Mais la Suisse ne semble pas prête à soutenir l'appel visant à augmenter l'aide humanitaire, et auquel 22 Etats occidentaux se sont déjà associés. Il y a trop de questions en suspens concernant l'action menée par les Etats-Unis, explique-t-on au DFAE. L'ensemble du Conseil fédéral ne parait pas savoir sur quel pied danser...
Aujourd'hui, 15 organisations suisses exigent un changement: dans une lettre ouverte, elles appellent à la responsabilité humanitaire de la Confédération. Parmi la centaine de signataires, des poids lourds du monde culturel et de la politique, comme les anciennes conseillères fédérales socialistes Micheline Calmy-Rey et Ruth Dreifuss.
La Suisse doit assumer son rôle
La Suisse est l'Etat dépositaire des Conventions de Genève, et devrait donc promouvoir l'application de leurs normes dans le monde entier. Cela vaut également pour Gaza, rappellent les initiateurs au Conseil fédéral. «Si le droit international et des principes fondamentaux sont systématiquement violés à Gaza, le Conseil fédéral ne peut pas se taire. Faute de quoi il se rendra coresponsable», déclare l'ancienne ministre des Affaires étrangères, Micheline Calmy-Rey.
L'appel propose un plan national en dix points. Il exige que la Suisse milite en faveur d'un cessez-le-feu immédiat, qu'elle s'engage pour la protection de la population civile à Gaza et en Cisjordanie, qu'elle garantisse l'octroi de l'aide humanitaire et rétablisse le soutien financier à l'Office de secours et de travaux des Nations unies pour les réfugiés de Palestine dans le Proche-Orient (UNRWA). La lettre demande aussi un engagement pour la libération inconditionnelle de tous les otages civils et prisonniers palestiniens détenus illégalement.
Le Conseil fédéral est aussi sommé de prendre position sur la possibilité d'un génocide à Gaza, et de condamner les déclarations du gouvernement israélien contraires au droit international. La question des armes figure aussi dans l'appel: les signataires demandent que la Suisse cesse immédiatement d'exporter du matériel de guerre et de surveillance vers Israël.
Finalement, la Suisse est invitée à repenser sa politique au Proche-Orient, qui prévoit une solution à deux Etats, «sous l'angle de la cohérence avec les droits humains et le droit international».
Des voix juives soutiennent également l'appel
Les organisations de défense des droits humains Swiss Humanity Initiative et Amnesty International, l'association Voix juive pour la démocratie et la justice en Israël/Palestine (JVJP) ainsi que le réseau Palestine Solidarity Switzerland sont derrière l'initiative. Ils précisent dans la lettre que leurs revendications s'appliquent «indépendamment du côté des auteurs».
La demande est largement soutenue par la population civile.
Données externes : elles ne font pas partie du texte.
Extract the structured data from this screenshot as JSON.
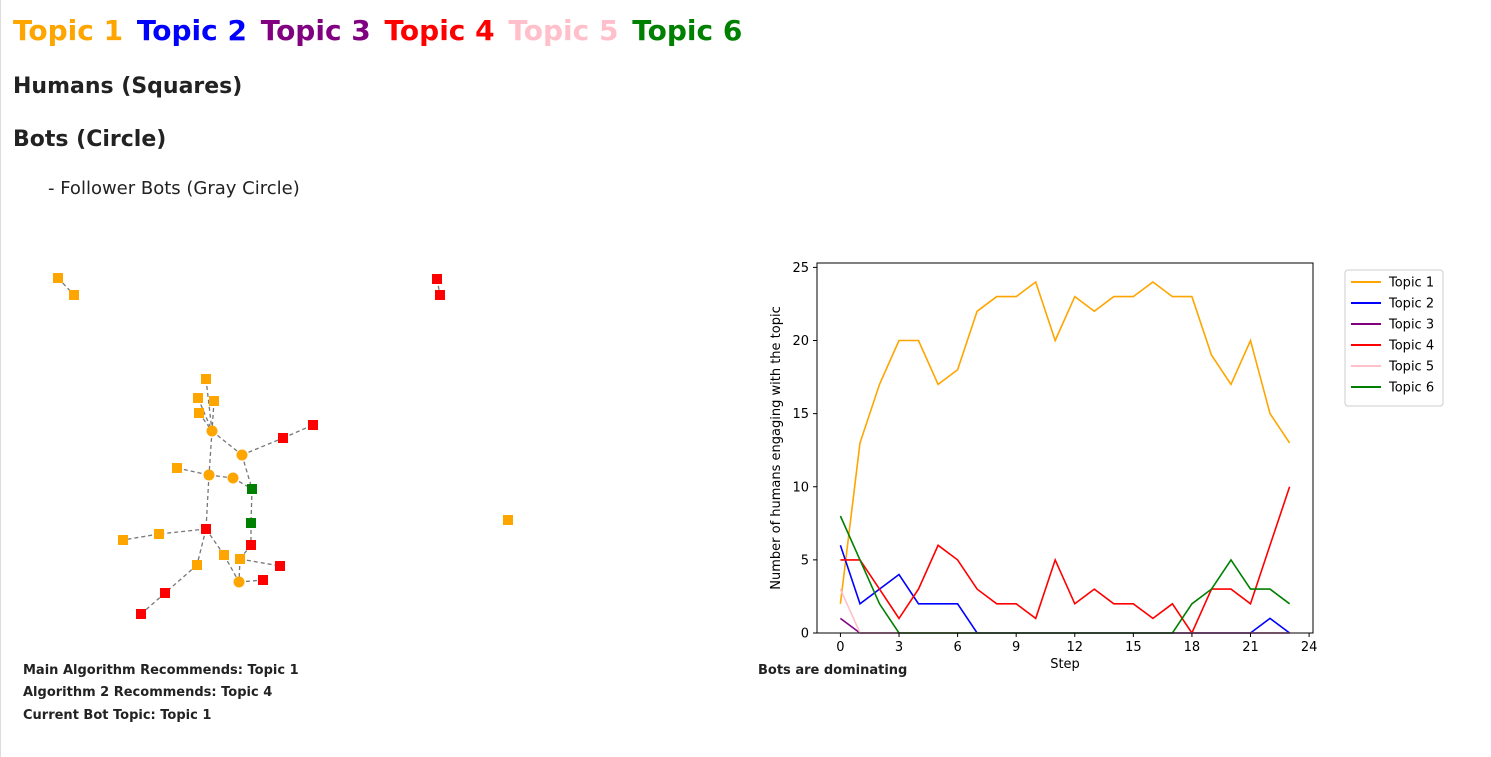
{
  "topics": [
    {
      "label": "Topic 1",
      "color": "#FFA500"
    },
    {
      "label": "Topic 2",
      "color": "#0000FF"
    },
    {
      "label": "Topic 3",
      "color": "#800080"
    },
    {
      "label": "Topic 4",
      "color": "#FF0000"
    },
    {
      "label": "Topic 5",
      "color": "#FFC0CB"
    },
    {
      "label": "Topic 6",
      "color": "#008000"
    }
  ],
  "legend": {
    "humans": "Humans (Squares)",
    "bots": "Bots (Circle)",
    "follower_bots": "- Follower Bots (Gray Circle)"
  },
  "status": {
    "main_algorithm": "Main Algorithm Recommends: Topic 1",
    "algorithm_2": "Algorithm 2 Recommends: Topic 4",
    "current_bot_topic": "Current Bot Topic: Topic 1",
    "dominance": "Bots are dominating"
  },
  "network": {
    "nodes": [
      {
        "id": "a1",
        "shape": "square",
        "topic": 1
      },
      {
        "id": "a2",
        "shape": "square",
        "topic": 1
      },
      {
        "id": "b1",
        "shape": "square",
        "topic": 4
      },
      {
        "id": "b2",
        "shape": "square",
        "topic": 4
      },
      {
        "id": "c1",
        "shape": "square",
        "topic": 1
      },
      {
        "id": "n1",
        "shape": "square",
        "topic": 1
      },
      {
        "id": "n2",
        "shape": "square",
        "topic": 1
      },
      {
        "id": "n3",
        "shape": "square",
        "topic": 1
      },
      {
        "id": "n4",
        "shape": "square",
        "topic": 1
      },
      {
        "id": "b_c1",
        "shape": "circle",
        "topic": 1
      },
      {
        "id": "b_c2",
        "shape": "circle",
        "topic": 1
      },
      {
        "id": "r1",
        "shape": "square",
        "topic": 4
      },
      {
        "id": "r2",
        "shape": "square",
        "topic": 4
      },
      {
        "id": "o1",
        "shape": "square",
        "topic": 1
      },
      {
        "id": "b_c3",
        "shape": "circle",
        "topic": 1
      },
      {
        "id": "b_c4",
        "shape": "circle",
        "topic": 1
      },
      {
        "id": "g1",
        "shape": "square",
        "topic": 6
      },
      {
        "id": "g2",
        "shape": "square",
        "topic": 6
      },
      {
        "id": "b_r1",
        "shape": "square",
        "topic": 4
      },
      {
        "id": "o2",
        "shape": "square",
        "topic": 1
      },
      {
        "id": "o3",
        "shape": "square",
        "topic": 1
      },
      {
        "id": "r3",
        "shape": "square",
        "topic": 4
      },
      {
        "id": "o4",
        "shape": "square",
        "topic": 1
      },
      {
        "id": "o5",
        "shape": "square",
        "topic": 1
      },
      {
        "id": "o6",
        "shape": "square",
        "topic": 1
      },
      {
        "id": "r4",
        "shape": "square",
        "topic": 4
      },
      {
        "id": "r5",
        "shape": "square",
        "topic": 4
      },
      {
        "id": "b_c5",
        "shape": "circle",
        "topic": 1
      },
      {
        "id": "r6",
        "shape": "square",
        "topic": 4
      },
      {
        "id": "r7",
        "shape": "square",
        "topic": 4
      }
    ],
    "edges": [
      [
        "a1",
        "a2"
      ],
      [
        "b1",
        "b2"
      ],
      [
        "n1",
        "b_c1"
      ],
      [
        "n2",
        "b_c1"
      ],
      [
        "n3",
        "b_c1"
      ],
      [
        "n4",
        "b_c1"
      ],
      [
        "b_c1",
        "b_c2"
      ],
      [
        "b_c1",
        "b_c3"
      ],
      [
        "b_c2",
        "r1"
      ],
      [
        "r1",
        "r2"
      ],
      [
        "b_c2",
        "g1"
      ],
      [
        "o1",
        "b_c3"
      ],
      [
        "b_c3",
        "b_c4"
      ],
      [
        "b_c4",
        "g1"
      ],
      [
        "g1",
        "g2"
      ],
      [
        "b_c3",
        "b_r1"
      ],
      [
        "b_r1",
        "o2"
      ],
      [
        "o2",
        "o3"
      ],
      [
        "g2",
        "r3"
      ],
      [
        "b_r1",
        "o4"
      ],
      [
        "b_r1",
        "o5"
      ],
      [
        "o5",
        "b_c5"
      ],
      [
        "o6",
        "r4"
      ],
      [
        "o6",
        "b_c5"
      ],
      [
        "b_c5",
        "r5"
      ],
      [
        "o4",
        "r6"
      ],
      [
        "r6",
        "r7"
      ],
      [
        "r3",
        "o6"
      ]
    ]
  },
  "chart_data": {
    "type": "line",
    "xlabel": "Step",
    "ylabel": "Number of humans engaging with the topic",
    "xlim": [
      -1.2,
      24.2
    ],
    "ylim": [
      0,
      25.3
    ],
    "xticks": [
      0,
      3,
      6,
      9,
      12,
      15,
      18,
      21,
      24
    ],
    "yticks": [
      0,
      5,
      10,
      15,
      20,
      25
    ],
    "legend_position": "outside-right-top",
    "x": [
      0,
      1,
      2,
      3,
      4,
      5,
      6,
      7,
      8,
      9,
      10,
      11,
      12,
      13,
      14,
      15,
      16,
      17,
      18,
      19,
      20,
      21,
      22,
      23
    ],
    "series": [
      {
        "name": "Topic 1",
        "color": "#FFA500",
        "values": [
          2,
          13,
          17,
          20,
          20,
          17,
          18,
          22,
          23,
          23,
          24,
          20,
          23,
          22,
          23,
          23,
          24,
          23,
          23,
          19,
          17,
          20,
          15,
          13
        ]
      },
      {
        "name": "Topic 2",
        "color": "#0000FF",
        "values": [
          6,
          2,
          3,
          4,
          2,
          2,
          2,
          0,
          0,
          0,
          0,
          0,
          0,
          0,
          0,
          0,
          0,
          0,
          0,
          0,
          0,
          0,
          1,
          0
        ]
      },
      {
        "name": "Topic 3",
        "color": "#800080",
        "values": [
          1,
          0,
          0,
          0,
          0,
          0,
          0,
          0,
          0,
          0,
          0,
          0,
          0,
          0,
          0,
          0,
          0,
          0,
          0,
          0,
          0,
          0,
          0,
          0
        ]
      },
      {
        "name": "Topic 4",
        "color": "#FF0000",
        "values": [
          5,
          5,
          3,
          1,
          3,
          6,
          5,
          3,
          2,
          2,
          1,
          5,
          2,
          3,
          2,
          2,
          1,
          2,
          0,
          3,
          3,
          2,
          6,
          10
        ]
      },
      {
        "name": "Topic 5",
        "color": "#FFC0CB",
        "values": [
          3,
          0,
          0,
          0,
          0,
          0,
          0,
          0,
          0,
          0,
          0,
          0,
          0,
          0,
          0,
          0,
          0,
          0,
          0,
          0,
          0,
          0,
          0,
          0
        ]
      },
      {
        "name": "Topic 6",
        "color": "#008000",
        "values": [
          8,
          5,
          2,
          0,
          0,
          0,
          0,
          0,
          0,
          0,
          0,
          0,
          0,
          0,
          0,
          0,
          0,
          0,
          2,
          3,
          5,
          3,
          3,
          2
        ]
      }
    ]
  }
}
Parmi les signataires, on trouve notamment le rabbin Ruven Bar Ephraïm, de la communauté libérale juive de Zurich, l'épidémiologiste Marcel Tanner et la musicienne Anna Rossinelli. «Ce que le gouvernement israélien fait à Gaza est intolérable. La Suisse ne peut pas non plus se taire plus longtemps à ce sujet», a déclaré le rabbin, cité dans le texte.